Supporting Teachers to Develop Equitable Mathematics Instruction Through Rubric-based Coaching (Collaborative Research: Litke)

This project brings together a successful mathematics rubric-based coaching model (MQI Coaching) and an empirically developed observation tool focused on equity-focused instructional practices, the Equity and Access Rubrics for Mathematics Instruction (EAR-MI). The project measures the effects of the coaching model on teachers' beliefs and instructional practices and on students' mathematical achievement and sense of belonging in mathematics. The project also investigates how teachers' attitudes and beliefs impact their participation and what teachers take away from engagement with the coaching model.

Full Description

Creating supportive middle school mathematics learning spaces that foster students' self-efficacy and mathematics learning is a critical need in the United States. This need is particularly urgent for mathematics classrooms with students who have been historically marginalized in such spaces. While many instructional improvement efforts have focused on broadening access to mathematical ideas, fewer efforts have paid explicit attention to the ways instructional practices may serve to marginalize students. Supporting teachers in identifying and refining their equitable mathematics instructional practices is a persistent challenge. This project brings together a successful mathematics rubric-based coaching model (MQI Coaching) and an empirically developed observation tool focused on equity-focused instructional practices, the Equity and Access Rubrics for Mathematics Instruction (EAR-MI). The project's work integrates the EAR-MI rubrics into the MQI Coaching model with 24 middle grades mathematics coaches supporting 72 teachers at grades 5-8. The project measures the effects of the coaching model on teachers' beliefs and instructional practices and on students' mathematical achievement and sense of belonging in mathematics. The project also investigates how teachers' attitudes and beliefs impact their participation and what teachers take away from engagement with the coaching model.
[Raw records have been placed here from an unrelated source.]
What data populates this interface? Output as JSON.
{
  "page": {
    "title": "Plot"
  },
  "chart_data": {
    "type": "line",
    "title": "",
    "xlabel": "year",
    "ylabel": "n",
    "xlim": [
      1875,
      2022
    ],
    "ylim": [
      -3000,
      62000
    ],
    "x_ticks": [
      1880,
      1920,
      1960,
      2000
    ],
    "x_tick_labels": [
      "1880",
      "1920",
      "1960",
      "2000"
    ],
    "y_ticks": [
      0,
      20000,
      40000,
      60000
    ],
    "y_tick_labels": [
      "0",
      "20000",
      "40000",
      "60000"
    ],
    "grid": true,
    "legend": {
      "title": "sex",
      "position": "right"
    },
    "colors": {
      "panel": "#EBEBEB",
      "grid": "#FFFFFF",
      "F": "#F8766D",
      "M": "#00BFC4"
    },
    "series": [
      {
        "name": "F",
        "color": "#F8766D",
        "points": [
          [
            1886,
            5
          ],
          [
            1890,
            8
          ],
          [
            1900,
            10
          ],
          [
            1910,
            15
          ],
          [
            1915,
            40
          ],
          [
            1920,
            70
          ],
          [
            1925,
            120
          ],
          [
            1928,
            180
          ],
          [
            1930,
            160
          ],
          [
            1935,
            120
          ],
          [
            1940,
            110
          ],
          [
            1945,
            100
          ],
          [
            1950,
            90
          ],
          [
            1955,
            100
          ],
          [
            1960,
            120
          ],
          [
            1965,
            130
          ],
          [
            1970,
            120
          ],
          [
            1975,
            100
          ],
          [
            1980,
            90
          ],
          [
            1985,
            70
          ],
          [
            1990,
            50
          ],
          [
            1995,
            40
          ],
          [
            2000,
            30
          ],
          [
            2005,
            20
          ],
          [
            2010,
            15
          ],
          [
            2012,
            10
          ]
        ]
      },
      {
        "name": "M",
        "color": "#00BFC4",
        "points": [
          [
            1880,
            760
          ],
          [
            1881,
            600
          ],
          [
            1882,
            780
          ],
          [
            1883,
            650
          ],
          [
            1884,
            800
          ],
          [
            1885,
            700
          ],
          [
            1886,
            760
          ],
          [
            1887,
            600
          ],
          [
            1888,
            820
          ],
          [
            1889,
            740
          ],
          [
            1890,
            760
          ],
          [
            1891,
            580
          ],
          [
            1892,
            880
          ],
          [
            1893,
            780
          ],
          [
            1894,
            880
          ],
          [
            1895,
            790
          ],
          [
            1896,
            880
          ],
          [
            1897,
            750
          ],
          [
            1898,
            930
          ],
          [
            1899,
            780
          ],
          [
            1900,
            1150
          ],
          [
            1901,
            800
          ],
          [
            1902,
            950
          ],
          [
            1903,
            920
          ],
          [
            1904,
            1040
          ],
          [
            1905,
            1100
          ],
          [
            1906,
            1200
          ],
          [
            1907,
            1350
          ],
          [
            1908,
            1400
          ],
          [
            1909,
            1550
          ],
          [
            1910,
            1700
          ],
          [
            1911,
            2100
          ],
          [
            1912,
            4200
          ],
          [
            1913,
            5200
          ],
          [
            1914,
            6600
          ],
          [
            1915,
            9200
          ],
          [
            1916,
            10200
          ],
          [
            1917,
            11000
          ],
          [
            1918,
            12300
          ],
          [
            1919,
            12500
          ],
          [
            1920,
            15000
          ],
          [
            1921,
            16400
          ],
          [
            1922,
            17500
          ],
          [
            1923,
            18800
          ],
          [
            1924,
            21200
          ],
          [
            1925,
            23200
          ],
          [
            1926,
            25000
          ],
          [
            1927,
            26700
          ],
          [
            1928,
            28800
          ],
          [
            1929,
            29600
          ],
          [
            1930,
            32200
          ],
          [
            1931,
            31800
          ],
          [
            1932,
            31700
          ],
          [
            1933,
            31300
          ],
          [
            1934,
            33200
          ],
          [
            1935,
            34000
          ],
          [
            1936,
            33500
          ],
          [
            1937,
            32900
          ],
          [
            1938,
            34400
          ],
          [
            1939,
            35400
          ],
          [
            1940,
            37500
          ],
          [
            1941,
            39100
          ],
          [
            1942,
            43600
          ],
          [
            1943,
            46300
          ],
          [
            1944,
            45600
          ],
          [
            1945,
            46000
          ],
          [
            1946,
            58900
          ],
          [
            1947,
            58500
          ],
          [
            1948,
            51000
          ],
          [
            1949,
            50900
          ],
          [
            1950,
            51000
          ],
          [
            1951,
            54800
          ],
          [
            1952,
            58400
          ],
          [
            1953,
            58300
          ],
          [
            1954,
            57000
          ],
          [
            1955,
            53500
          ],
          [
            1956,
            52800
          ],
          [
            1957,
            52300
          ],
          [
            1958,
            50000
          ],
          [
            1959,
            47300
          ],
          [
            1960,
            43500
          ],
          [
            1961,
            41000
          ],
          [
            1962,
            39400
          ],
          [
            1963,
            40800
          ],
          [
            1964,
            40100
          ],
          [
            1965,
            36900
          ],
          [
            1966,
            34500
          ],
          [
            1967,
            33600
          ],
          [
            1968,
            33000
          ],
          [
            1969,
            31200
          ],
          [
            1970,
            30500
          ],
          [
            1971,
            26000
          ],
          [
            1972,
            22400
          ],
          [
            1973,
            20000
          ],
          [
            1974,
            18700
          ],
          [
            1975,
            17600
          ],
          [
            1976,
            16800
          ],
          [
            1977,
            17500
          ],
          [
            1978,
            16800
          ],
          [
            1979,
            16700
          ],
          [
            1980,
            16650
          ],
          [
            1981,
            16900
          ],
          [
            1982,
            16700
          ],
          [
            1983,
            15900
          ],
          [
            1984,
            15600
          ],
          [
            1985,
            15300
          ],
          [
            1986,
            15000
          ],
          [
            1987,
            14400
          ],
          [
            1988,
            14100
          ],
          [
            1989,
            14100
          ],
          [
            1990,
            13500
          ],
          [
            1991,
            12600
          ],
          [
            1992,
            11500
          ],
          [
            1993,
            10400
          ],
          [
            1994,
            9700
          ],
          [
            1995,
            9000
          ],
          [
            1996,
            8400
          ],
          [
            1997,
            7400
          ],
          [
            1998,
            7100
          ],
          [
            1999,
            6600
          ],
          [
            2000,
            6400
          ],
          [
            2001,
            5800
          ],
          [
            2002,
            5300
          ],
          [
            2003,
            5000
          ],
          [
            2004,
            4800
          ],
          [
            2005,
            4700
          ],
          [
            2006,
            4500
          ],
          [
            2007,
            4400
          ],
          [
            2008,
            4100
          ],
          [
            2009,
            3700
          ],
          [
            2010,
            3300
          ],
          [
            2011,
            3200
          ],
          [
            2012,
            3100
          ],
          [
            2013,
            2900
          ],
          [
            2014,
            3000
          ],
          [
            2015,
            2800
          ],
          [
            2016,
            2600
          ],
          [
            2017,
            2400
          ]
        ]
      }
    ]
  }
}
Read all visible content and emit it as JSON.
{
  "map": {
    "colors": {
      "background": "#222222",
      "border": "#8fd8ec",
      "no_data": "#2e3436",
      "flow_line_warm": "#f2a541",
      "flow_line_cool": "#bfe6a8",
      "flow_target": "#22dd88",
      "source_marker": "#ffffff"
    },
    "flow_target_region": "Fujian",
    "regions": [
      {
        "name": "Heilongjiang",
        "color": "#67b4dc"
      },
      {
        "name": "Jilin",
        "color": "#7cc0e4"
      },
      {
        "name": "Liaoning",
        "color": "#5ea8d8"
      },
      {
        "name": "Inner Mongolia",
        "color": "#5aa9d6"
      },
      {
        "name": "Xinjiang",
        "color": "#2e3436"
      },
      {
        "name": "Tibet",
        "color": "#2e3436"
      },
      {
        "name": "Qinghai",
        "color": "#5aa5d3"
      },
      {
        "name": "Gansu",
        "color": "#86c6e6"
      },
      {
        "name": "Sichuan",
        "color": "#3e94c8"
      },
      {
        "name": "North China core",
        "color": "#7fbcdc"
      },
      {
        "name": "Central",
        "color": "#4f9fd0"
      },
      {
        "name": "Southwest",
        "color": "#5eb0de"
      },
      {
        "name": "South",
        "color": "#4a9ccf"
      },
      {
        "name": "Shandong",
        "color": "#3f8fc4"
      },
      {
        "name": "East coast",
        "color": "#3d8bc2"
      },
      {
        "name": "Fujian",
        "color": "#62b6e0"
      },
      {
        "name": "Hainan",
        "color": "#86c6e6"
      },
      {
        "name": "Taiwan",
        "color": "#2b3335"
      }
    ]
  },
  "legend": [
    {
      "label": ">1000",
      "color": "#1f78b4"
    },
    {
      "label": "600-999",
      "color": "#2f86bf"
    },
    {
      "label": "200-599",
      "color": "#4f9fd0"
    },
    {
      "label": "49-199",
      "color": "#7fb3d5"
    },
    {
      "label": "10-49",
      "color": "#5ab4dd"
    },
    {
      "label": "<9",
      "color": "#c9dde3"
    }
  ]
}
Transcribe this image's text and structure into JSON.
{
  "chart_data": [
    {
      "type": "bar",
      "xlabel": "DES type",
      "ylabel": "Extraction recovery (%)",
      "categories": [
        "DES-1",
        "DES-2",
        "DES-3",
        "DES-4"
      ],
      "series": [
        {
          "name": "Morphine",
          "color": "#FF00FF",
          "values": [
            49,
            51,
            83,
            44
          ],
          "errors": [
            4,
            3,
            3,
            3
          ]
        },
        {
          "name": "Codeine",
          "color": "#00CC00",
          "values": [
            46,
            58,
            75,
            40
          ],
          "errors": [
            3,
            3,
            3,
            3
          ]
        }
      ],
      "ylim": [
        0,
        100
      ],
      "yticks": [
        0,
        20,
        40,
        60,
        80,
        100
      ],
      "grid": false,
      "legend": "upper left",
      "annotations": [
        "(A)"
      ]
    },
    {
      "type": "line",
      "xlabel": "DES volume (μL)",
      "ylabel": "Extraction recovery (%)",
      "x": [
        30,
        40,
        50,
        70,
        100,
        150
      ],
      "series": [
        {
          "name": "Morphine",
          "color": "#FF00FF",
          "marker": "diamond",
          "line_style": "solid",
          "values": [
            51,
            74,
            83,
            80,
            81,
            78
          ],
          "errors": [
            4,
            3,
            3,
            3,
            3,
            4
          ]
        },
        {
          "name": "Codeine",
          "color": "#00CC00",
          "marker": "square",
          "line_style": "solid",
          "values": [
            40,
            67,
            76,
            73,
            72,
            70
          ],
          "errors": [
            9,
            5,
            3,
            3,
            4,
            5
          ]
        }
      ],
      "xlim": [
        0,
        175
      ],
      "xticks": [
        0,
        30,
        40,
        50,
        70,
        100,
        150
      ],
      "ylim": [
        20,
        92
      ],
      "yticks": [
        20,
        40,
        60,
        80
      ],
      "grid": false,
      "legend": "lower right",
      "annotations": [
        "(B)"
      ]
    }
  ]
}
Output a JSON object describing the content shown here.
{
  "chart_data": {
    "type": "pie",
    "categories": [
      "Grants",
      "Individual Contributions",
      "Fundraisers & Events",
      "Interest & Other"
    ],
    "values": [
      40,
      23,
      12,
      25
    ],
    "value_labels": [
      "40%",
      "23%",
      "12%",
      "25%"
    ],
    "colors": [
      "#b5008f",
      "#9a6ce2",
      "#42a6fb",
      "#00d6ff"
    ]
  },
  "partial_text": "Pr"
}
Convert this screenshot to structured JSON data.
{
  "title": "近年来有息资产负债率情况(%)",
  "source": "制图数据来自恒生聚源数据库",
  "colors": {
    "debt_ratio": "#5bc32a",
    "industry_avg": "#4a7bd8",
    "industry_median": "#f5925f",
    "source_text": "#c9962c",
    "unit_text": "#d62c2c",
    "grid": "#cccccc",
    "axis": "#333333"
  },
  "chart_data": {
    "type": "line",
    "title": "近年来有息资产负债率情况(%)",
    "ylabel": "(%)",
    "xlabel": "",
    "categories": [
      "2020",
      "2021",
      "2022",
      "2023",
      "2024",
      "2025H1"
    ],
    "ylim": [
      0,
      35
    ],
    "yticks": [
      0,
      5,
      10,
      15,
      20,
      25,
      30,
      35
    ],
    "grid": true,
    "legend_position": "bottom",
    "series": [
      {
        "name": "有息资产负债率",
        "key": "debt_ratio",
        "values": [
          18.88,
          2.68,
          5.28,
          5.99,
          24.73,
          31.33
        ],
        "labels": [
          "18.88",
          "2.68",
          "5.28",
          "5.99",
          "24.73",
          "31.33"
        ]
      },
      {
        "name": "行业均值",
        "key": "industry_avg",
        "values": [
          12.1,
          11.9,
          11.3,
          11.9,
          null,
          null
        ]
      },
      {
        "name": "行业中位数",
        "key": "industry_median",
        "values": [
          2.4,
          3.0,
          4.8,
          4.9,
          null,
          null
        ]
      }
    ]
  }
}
The project makes use of a delayed-treatment experimental design to investigate effects on teacher beliefs and practices and student achievement and sense of belonging. A cohort of 14 coaches are randomly selected to participate in the coaching in Years 2 and 3, with the remaining 10 coaches assigned to a business-as-usual model in Year 2 and engaging in the training in Year 3. Coaches engage in a 4-day summer training to become acquainted with the model with coaching cycles and follow-up meetings during the school year. Each coach will engage teachers in 8-10 coaching cycles in treatment years. Data on the nature of the coaching includes logs and surveys from the coaches. Teachers submit surveys related to their beliefs and practices and two lessons each at the start and end of the academic year for analysis. Student assessment data, course grades, and administrative data, combined with survey data from students on classroom belonging and perceptions of ability and confidence in mathematics, are used to describe student outcomes. Teacher outcomes are captured through the analysis of classroom video, surveys about ethnic-racial identity and racial attitudes, beliefs about students and instruction, and beliefs about and efficacy for culturally responsive teaching. The project uses a set of survey measures with established reliability and validity, adapting some instruments to include specific indicators related to the equity and access rubrics. Analysis of the data uses a multi-level model accounting for the clustering of teachers within schools and students within classrooms and schools.